A few weeks ago I started a lockdown project to learn a little Japanese. I’ve been using Tofugu’s guide to beginner Japanese. which I’ve found excellent so far.
They use a novel approach of starting out with the Japanese alphabets fist, including even Kanji, then moving onto grammar and basic language proficiency. The rationale is that by building up a vocabulary and basic literacy, it’ll save effort later as a learner would otherwise be interrupted over and over again having to look up words while trying to learn grammar.
Another twist is that they recommend learning to read kana (hiragana and katakana) and kanji without learning to write it, which is an art unto itself. Regardless of whether it’s Japan or the west, we’re in the age of electronic input. Learning to write Japanese by hand is high effort and low impact because you’d almost never use it. Conversely, knowing how to read Japanese gives you all the tools you need to input it into a phone or computer.
Their hiragana guide presents each character one at a time, along with a memory aid for each. For instance, the character for fu/hu (ふ) looks like a fu-reaky Hu-la dancer:
It’s a little ridiculous, but effective. In about two weeks, I was able to learn the entire hiragana alphabet (~45 characters plus some combinations that have special pronounciations) and about half of the katakana alphabet (all the same syllables as hiragana except with a whole new set of symbols – thanks Japan).
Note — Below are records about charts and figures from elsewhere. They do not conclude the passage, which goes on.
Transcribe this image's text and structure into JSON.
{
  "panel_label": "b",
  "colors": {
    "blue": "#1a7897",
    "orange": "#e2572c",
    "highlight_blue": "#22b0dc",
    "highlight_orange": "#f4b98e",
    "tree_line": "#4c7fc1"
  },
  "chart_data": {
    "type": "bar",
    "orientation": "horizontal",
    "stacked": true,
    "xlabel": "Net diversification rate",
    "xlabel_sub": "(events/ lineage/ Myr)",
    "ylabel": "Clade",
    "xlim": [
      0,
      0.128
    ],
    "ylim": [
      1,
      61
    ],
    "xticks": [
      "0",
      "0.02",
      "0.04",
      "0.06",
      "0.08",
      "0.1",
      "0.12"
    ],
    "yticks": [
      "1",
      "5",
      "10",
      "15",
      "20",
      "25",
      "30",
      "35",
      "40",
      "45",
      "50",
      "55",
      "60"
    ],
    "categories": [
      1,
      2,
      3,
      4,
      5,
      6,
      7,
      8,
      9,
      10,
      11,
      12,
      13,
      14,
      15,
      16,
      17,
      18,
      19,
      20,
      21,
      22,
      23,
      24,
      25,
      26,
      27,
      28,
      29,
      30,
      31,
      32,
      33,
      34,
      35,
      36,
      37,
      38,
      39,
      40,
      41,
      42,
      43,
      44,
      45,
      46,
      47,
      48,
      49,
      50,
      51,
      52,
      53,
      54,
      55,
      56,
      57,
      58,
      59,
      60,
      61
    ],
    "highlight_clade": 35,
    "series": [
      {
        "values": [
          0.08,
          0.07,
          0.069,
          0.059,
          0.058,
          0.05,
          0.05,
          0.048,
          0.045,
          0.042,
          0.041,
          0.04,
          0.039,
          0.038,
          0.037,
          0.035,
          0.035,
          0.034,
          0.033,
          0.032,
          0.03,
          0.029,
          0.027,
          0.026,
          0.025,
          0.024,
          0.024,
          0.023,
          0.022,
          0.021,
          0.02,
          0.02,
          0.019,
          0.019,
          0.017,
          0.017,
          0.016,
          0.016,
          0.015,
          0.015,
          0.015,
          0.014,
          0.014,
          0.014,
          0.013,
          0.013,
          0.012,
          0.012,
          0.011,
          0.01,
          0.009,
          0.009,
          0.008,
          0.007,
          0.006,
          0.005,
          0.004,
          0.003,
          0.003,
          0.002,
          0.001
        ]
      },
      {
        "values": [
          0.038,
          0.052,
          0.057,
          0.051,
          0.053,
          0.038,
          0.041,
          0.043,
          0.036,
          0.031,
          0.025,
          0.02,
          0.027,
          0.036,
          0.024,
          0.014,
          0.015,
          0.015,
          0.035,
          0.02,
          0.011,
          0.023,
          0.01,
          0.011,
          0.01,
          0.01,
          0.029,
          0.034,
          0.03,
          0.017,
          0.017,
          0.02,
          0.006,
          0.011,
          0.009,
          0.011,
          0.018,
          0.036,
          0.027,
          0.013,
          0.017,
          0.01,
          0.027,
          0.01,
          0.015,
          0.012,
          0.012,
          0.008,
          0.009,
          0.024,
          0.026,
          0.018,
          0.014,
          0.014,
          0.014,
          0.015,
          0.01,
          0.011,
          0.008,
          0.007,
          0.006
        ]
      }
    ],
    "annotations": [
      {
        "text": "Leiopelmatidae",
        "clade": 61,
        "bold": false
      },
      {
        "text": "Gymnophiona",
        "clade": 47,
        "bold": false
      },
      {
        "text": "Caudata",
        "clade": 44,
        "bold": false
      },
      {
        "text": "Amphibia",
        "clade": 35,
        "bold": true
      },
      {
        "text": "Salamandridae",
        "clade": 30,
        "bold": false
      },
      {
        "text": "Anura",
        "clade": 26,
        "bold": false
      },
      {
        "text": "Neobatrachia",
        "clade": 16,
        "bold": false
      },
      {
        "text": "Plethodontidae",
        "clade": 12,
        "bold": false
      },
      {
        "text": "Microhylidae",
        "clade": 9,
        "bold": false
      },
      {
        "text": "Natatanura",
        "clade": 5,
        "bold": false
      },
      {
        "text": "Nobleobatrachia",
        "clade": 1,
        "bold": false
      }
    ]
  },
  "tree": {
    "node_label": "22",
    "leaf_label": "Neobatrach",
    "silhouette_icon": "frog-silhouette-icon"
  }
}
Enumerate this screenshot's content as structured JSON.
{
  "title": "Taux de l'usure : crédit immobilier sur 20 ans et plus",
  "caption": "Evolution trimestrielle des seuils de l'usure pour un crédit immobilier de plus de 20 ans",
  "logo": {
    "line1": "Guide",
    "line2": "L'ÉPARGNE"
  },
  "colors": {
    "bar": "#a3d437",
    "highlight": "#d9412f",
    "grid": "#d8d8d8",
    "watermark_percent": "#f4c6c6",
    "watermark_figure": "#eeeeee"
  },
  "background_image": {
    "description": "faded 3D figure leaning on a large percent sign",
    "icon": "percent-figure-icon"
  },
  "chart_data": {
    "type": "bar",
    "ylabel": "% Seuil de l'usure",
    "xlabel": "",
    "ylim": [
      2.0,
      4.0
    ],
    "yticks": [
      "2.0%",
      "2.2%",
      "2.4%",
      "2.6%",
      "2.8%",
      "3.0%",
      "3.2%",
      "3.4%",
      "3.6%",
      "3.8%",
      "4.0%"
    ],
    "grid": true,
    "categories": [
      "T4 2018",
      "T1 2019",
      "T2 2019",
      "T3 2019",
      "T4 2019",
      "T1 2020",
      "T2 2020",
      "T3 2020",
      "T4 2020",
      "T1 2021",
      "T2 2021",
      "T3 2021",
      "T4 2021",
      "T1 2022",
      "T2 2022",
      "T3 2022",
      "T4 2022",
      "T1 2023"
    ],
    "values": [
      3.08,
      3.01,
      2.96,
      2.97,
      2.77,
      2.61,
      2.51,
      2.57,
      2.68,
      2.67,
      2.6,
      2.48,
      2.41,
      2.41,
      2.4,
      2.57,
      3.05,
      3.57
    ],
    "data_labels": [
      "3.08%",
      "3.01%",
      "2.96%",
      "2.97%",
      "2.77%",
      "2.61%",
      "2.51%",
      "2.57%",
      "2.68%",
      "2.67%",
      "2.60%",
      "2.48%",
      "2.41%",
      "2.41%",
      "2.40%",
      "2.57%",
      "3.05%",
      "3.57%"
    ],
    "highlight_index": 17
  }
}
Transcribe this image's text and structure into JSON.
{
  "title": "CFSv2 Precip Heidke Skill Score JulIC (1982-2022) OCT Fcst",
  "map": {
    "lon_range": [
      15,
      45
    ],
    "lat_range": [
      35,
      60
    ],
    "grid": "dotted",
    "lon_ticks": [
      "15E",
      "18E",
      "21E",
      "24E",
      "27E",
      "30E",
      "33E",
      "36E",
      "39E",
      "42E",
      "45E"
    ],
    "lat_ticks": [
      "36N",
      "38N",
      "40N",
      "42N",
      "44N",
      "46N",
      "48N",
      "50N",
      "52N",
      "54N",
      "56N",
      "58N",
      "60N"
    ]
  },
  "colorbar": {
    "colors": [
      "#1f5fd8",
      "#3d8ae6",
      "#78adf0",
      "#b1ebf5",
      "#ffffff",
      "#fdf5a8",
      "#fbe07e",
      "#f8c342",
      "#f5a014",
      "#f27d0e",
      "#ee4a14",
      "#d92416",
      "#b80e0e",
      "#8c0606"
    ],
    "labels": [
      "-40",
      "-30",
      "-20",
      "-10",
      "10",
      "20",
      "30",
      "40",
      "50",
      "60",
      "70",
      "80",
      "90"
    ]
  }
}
I’m awful at this stuff, so it’s more progress than I ever expected. I follow a few people who write in Japanese on Twitter, and my jaw fell open when I was able to read some of what they wrote 1. At this point in my life I’d internalized the assumption that all asian character sets would forever remain inscrutable hieroglyphs to me.
Of course, the effort of learning kana pales in comparison to the next step, which is to start building a kanji arsenal (over 2,000 characters to get to basic literacy, ideally a few thousand more to get to a more normal level, and each character can have multiple readings – again, thanks Japan). I’m trying Tofugu’s spaced repetition system for that too.
Tofugu seems have struck a nice balance between concepts and tooling for memorization. I tried Duolingo’s English-Japanese course when it was released, but got nowhere with it. Their app is technically impressive, but there’s no context for most of what you’re doing – the idea is seemingly to show you a lot of fragments until you start to internalize what’s going on. I need some background exposition.
It’s possible to swing too far the other way too. I previously tried a course that was more like a textbook, and it suffered from too much background – pages of it before any new concept, most of which I was never had a hope of remembering. Also, the interactive tools available in internet/app form to help with retention are an absolutely key learning implement.
But like learning any skill, there’s no substitute for motivation. The key is consistent effort over a prolonged period, and that’s normally where I fall off the wagon. It’s also doubly true for skills that don’t see much practical use. We’ll see how far down this rabbit hole I make it.
1 Albeit very slowly, and without comprehension because while I can puzzle out the sounds, I have no vocabulary.